The petitioner cited three recommendations in relation to the cap on promoters’ holdings and monitoring to ensure that the control of a promoting entity/major shareholder of the bank did not fall in the hands of persons who are not found to be fit and proper.

Recommendation No.2: There is no need to fix any cap on the promoters’ holding in initial five years.

Recommendation No. 3: The cap on promoters’ stake in long run of 15 years may be raised from the current levels of 15 per cent to 26 per cent of the paid-up voting equity share capital of the bank. This stipulation should be uniform for all types of promoters and would not mean that promoters, who have already diluted their holdings to below 26 per cent, will not be permitted to raise it to 26 per cent of the paid-up voting equity share capital of the bank. The promoter, if he/she so desires, can choose to bring down holding to even below 26 per cent, any time after the lock-in period of five years. It is clarified that the lock-in period here refers to initial lock-in period.
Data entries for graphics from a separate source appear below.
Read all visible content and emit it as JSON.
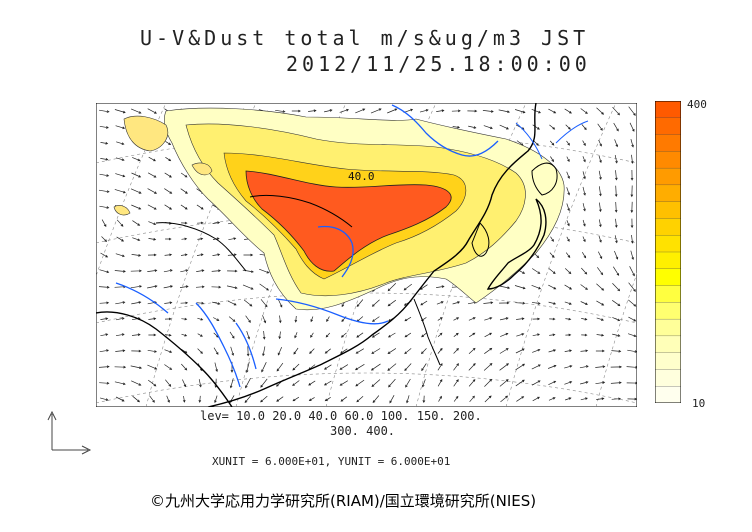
{
  "title": {
    "line1": "U-V&Dust total m/s&ug/m3 JST",
    "line2": "2012/11/25.18:00:00"
  },
  "colorbar": {
    "max_label": "400",
    "min_label": "10",
    "colors": [
      "#ff5a00",
      "#ff6a00",
      "#ff7a00",
      "#ff8a00",
      "#ff9b00",
      "#ffad00",
      "#ffc000",
      "#ffd200",
      "#ffe200",
      "#fff000",
      "#ffff00",
      "#ffff40",
      "#ffff70",
      "#ffff99",
      "#ffffb8",
      "#ffffcc",
      "#ffffdd",
      "#ffffee"
    ]
  },
  "map": {
    "contour_label": "40.0",
    "colors": {
      "dust_core": "#ff5a1f",
      "dust_mid": "#ffd400",
      "dust_low": "#ffffb0",
      "coast": "#000000",
      "river": "#1a5fff",
      "grid": "#777777"
    }
  },
  "legend": {
    "levels_line1": "lev= 10.0 20.0 40.0 60.0 100. 150. 200.",
    "levels_line2": "300. 400.",
    "units": "XUNIT = 6.000E+01, YUNIT = 6.000E+01"
  },
  "credit": "©九州大学応用力学研究所(RIAM)/国立環境研究所(NIES)"
}
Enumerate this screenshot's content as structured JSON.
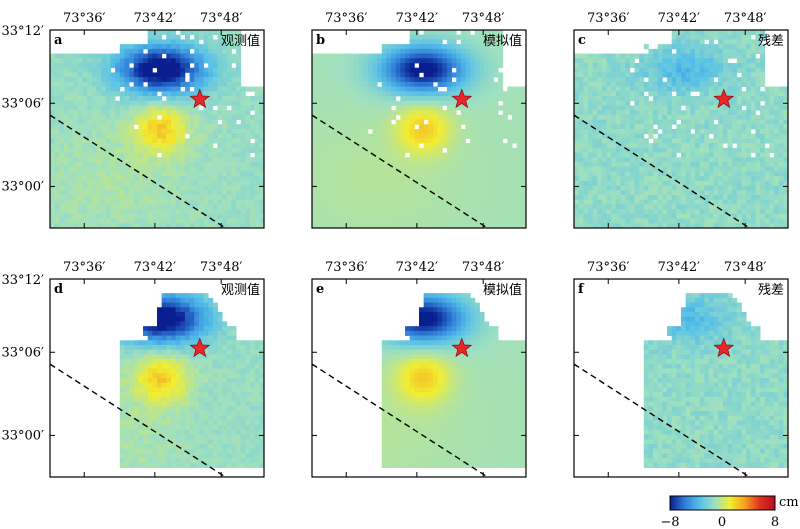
{
  "chart_data": {
    "type": "heatmap",
    "x_ticks": [
      "73°36′",
      "73°42′",
      "73°48′"
    ],
    "y_ticks": [
      "33°12′",
      "33°06′",
      "33°00′"
    ],
    "panels": [
      {
        "letter": "a",
        "title": "观测值",
        "kind": "obs",
        "coverage": "swath"
      },
      {
        "letter": "b",
        "title": "模拟值",
        "kind": "model",
        "coverage": "swath"
      },
      {
        "letter": "c",
        "title": "残差",
        "kind": "residual",
        "coverage": "swath"
      },
      {
        "letter": "d",
        "title": "观测值",
        "kind": "obs",
        "coverage": "subset"
      },
      {
        "letter": "e",
        "title": "模拟值",
        "kind": "model",
        "coverage": "subset"
      },
      {
        "letter": "f",
        "title": "残差",
        "kind": "residual",
        "coverage": "subset"
      }
    ],
    "colorbar": {
      "unit": "cm",
      "min_label": "−8",
      "mid_label": "0",
      "max_label": "8",
      "range": [
        -8,
        8
      ],
      "colors": [
        "#0a1f8f",
        "#2f7fd8",
        "#56c0e8",
        "#9fe0c0",
        "#f2ee30",
        "#f5a020",
        "#e03020",
        "#b01020"
      ]
    },
    "epicenter": {
      "marker": "star",
      "color": "#e8262b"
    },
    "fault_trace": {
      "style": "dashed",
      "color": "#000000"
    }
  }
}
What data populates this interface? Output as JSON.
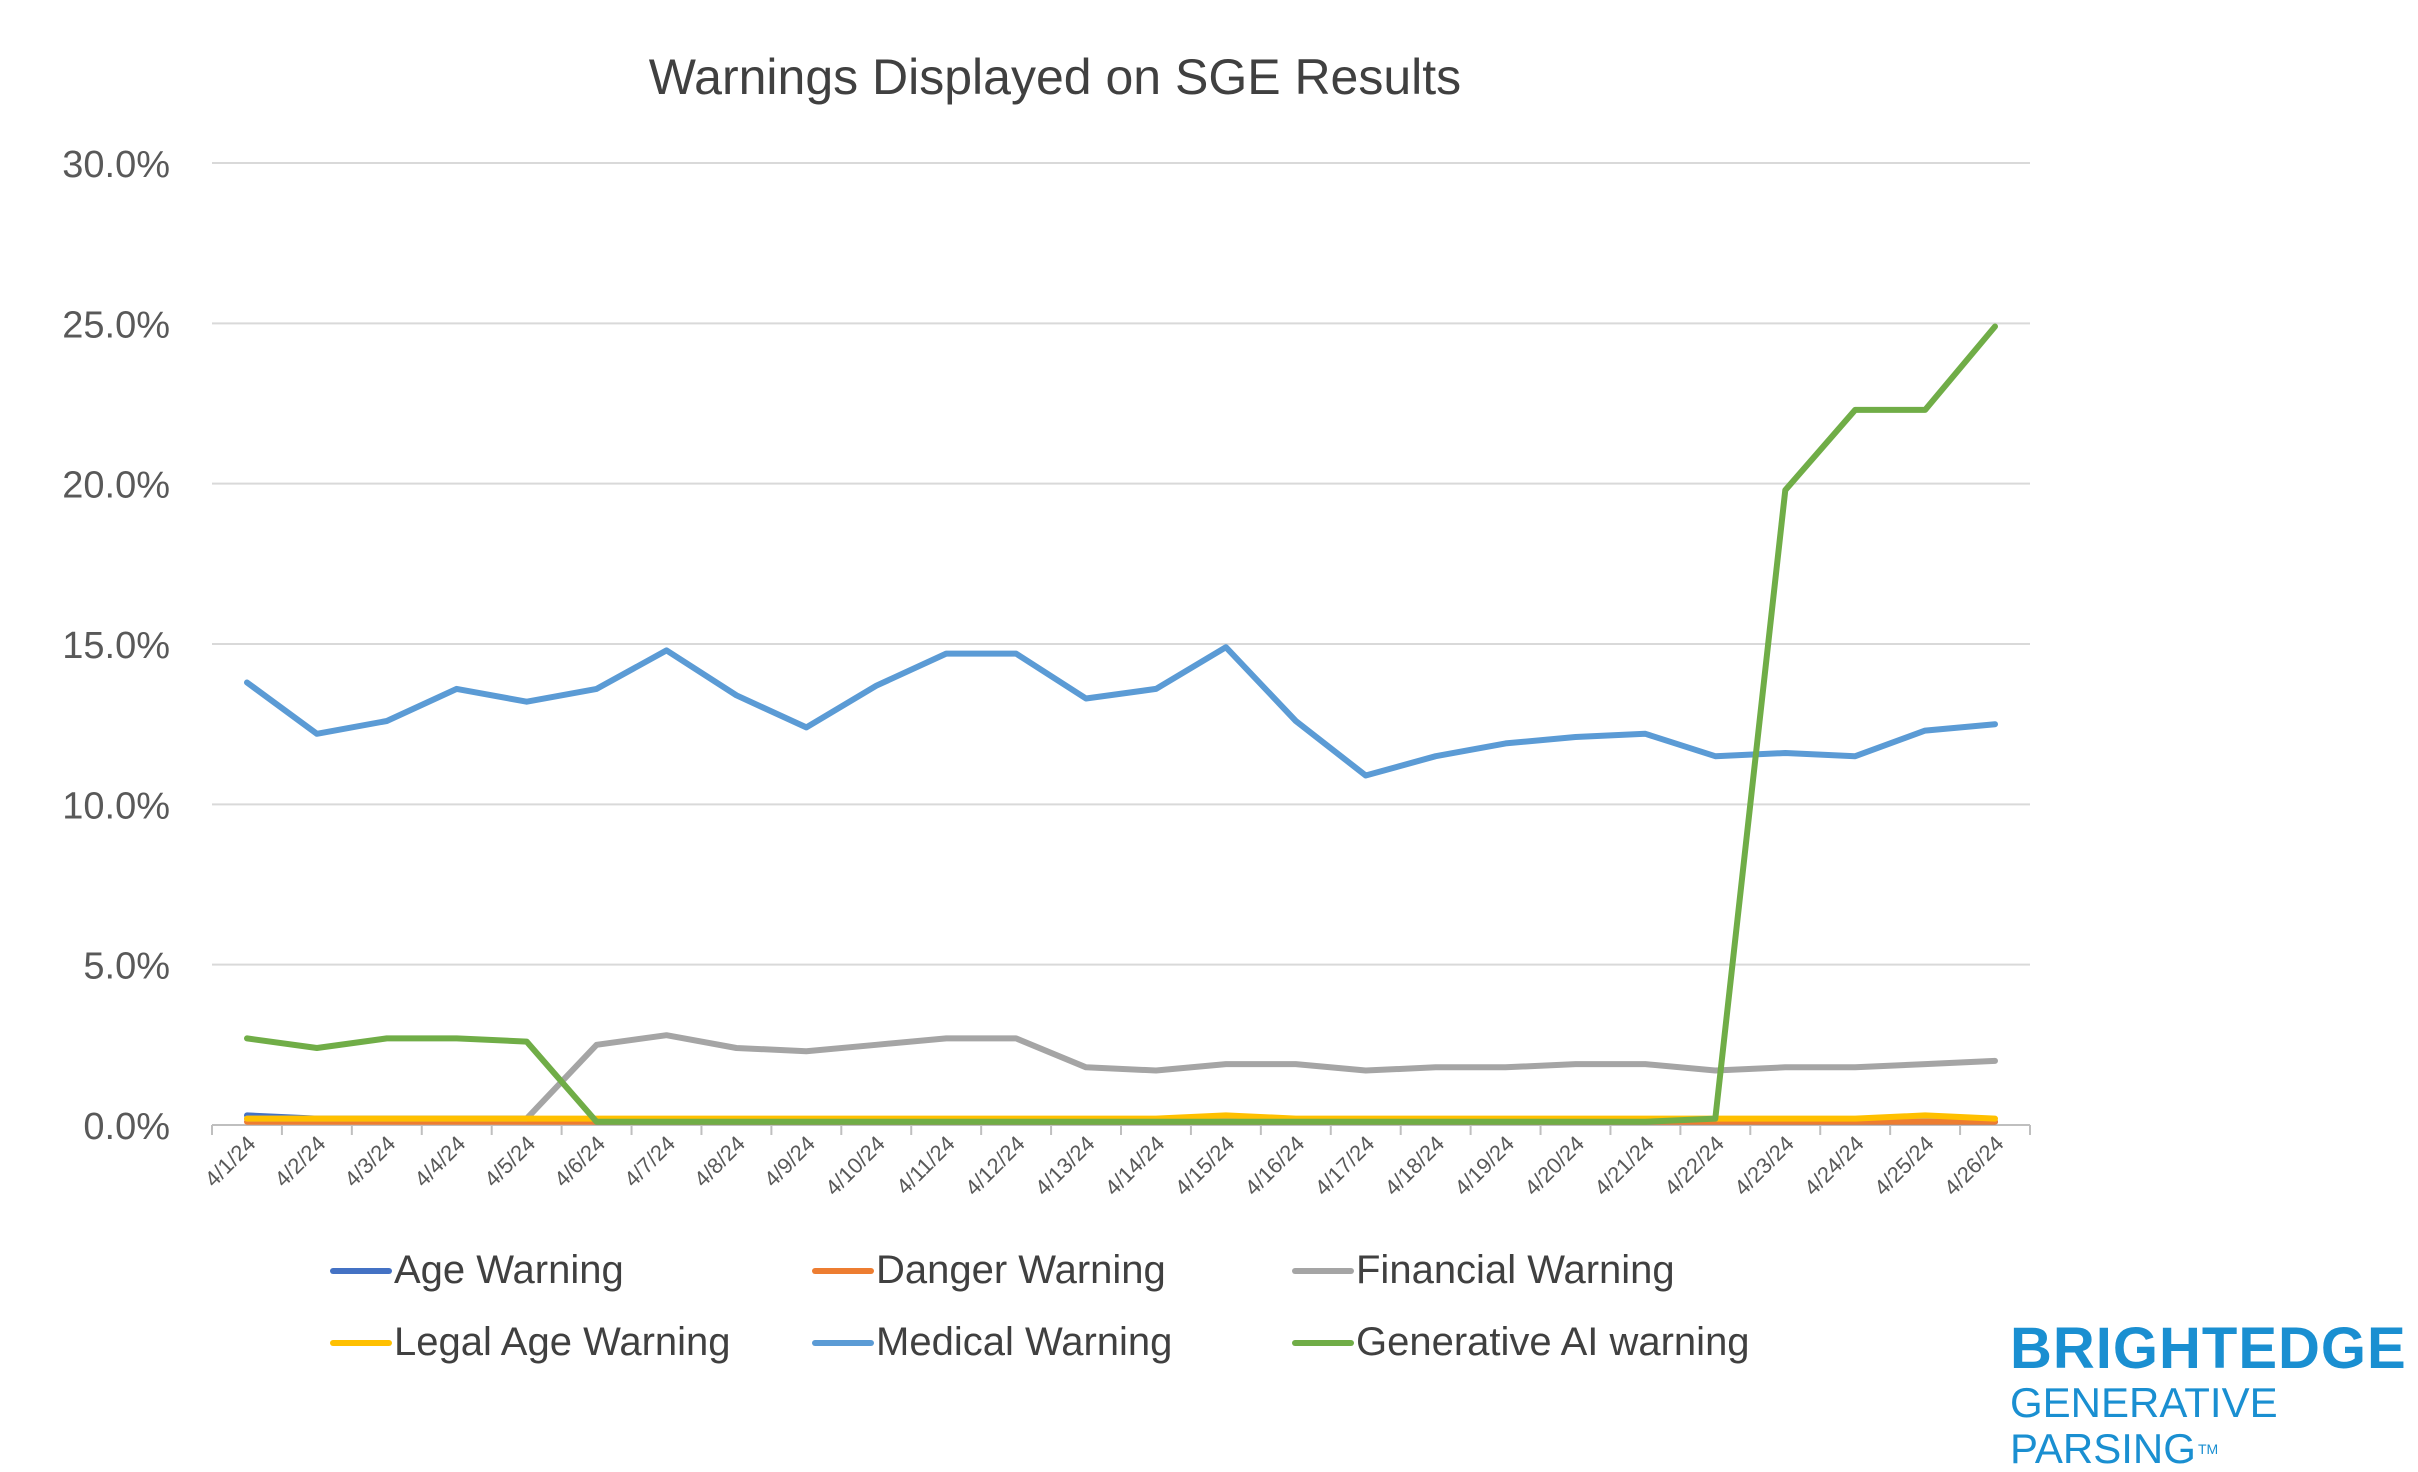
{
  "chart_data": {
    "type": "line",
    "title": "Warnings Displayed on SGE Results",
    "xlabel": "",
    "ylabel": "",
    "ylim": [
      0,
      30
    ],
    "yticks": [
      "0.0%",
      "5.0%",
      "10.0%",
      "15.0%",
      "20.0%",
      "25.0%",
      "30.0%"
    ],
    "grid": true,
    "legend_position": "bottom",
    "x": [
      "4/1/24",
      "4/2/24",
      "4/3/24",
      "4/4/24",
      "4/5/24",
      "4/6/24",
      "4/7/24",
      "4/8/24",
      "4/9/24",
      "4/10/24",
      "4/11/24",
      "4/12/24",
      "4/13/24",
      "4/14/24",
      "4/15/24",
      "4/16/24",
      "4/17/24",
      "4/18/24",
      "4/19/24",
      "4/20/24",
      "4/21/24",
      "4/22/24",
      "4/23/24",
      "4/24/24",
      "4/25/24",
      "4/26/24"
    ],
    "series": [
      {
        "name": "Age Warning",
        "color": "#4472C4",
        "values": [
          0.3,
          0.2,
          0.2,
          0.2,
          0.2,
          0.1,
          0.1,
          0.1,
          0.1,
          0.1,
          0.1,
          0.1,
          0.1,
          0.1,
          0.1,
          0.1,
          0.1,
          0.1,
          0.1,
          0.1,
          0.1,
          0.1,
          0.1,
          0.1,
          0.1,
          0.1
        ]
      },
      {
        "name": "Danger Warning",
        "color": "#ED7D31",
        "values": [
          0.1,
          0.1,
          0.1,
          0.1,
          0.1,
          0.1,
          0.1,
          0.1,
          0.1,
          0.1,
          0.1,
          0.1,
          0.1,
          0.1,
          0.1,
          0.1,
          0.1,
          0.1,
          0.1,
          0.1,
          0.1,
          0.1,
          0.1,
          0.1,
          0.1,
          0.1
        ]
      },
      {
        "name": "Financial Warning",
        "color": "#A5A5A5",
        "values": [
          0.2,
          0.2,
          0.2,
          0.2,
          0.2,
          2.5,
          2.8,
          2.4,
          2.3,
          2.5,
          2.7,
          2.7,
          1.8,
          1.7,
          1.9,
          1.9,
          1.7,
          1.8,
          1.8,
          1.9,
          1.9,
          1.7,
          1.8,
          1.8,
          1.9,
          2.0
        ]
      },
      {
        "name": "Legal Age Warning",
        "color": "#FFC000",
        "values": [
          0.2,
          0.2,
          0.2,
          0.2,
          0.2,
          0.2,
          0.2,
          0.2,
          0.2,
          0.2,
          0.2,
          0.2,
          0.2,
          0.2,
          0.3,
          0.2,
          0.2,
          0.2,
          0.2,
          0.2,
          0.2,
          0.2,
          0.2,
          0.2,
          0.3,
          0.2
        ]
      },
      {
        "name": "Medical Warning",
        "color": "#5B9BD5",
        "values": [
          13.8,
          12.2,
          12.6,
          13.6,
          13.2,
          13.6,
          14.8,
          13.4,
          12.4,
          13.7,
          14.7,
          14.7,
          13.3,
          13.6,
          14.9,
          12.6,
          10.9,
          11.5,
          11.9,
          12.1,
          12.2,
          11.5,
          11.6,
          11.5,
          12.3,
          12.5
        ]
      },
      {
        "name": "Generative AI warning",
        "color": "#70AD47",
        "values": [
          2.7,
          2.4,
          2.7,
          2.7,
          2.6,
          0.1,
          0.1,
          0.1,
          0.1,
          0.1,
          0.1,
          0.1,
          0.1,
          0.1,
          0.1,
          0.1,
          0.1,
          0.1,
          0.1,
          0.1,
          0.1,
          0.2,
          19.8,
          22.3,
          22.3,
          24.9
        ]
      }
    ]
  },
  "brand": {
    "name": "BRIGHTEDGE",
    "tagline": "GENERATIVE PARSING",
    "trademark": "TM",
    "color": "#1A8FD1"
  }
}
Recommendation No. 6: A monitoring mechanism may be devised to ensure that control of promoting entity/ major shareholder of the bank, does not fall in the hands of persons who are not found to be fit and proper. Licensing conditions/ approvals for acquisitions may stipulate reporting requirements whenever a shareholder becomes a significant beneficial owner (as defined in the Companies Act, 2013) of the promoting entity/ major shareholder of the bank.”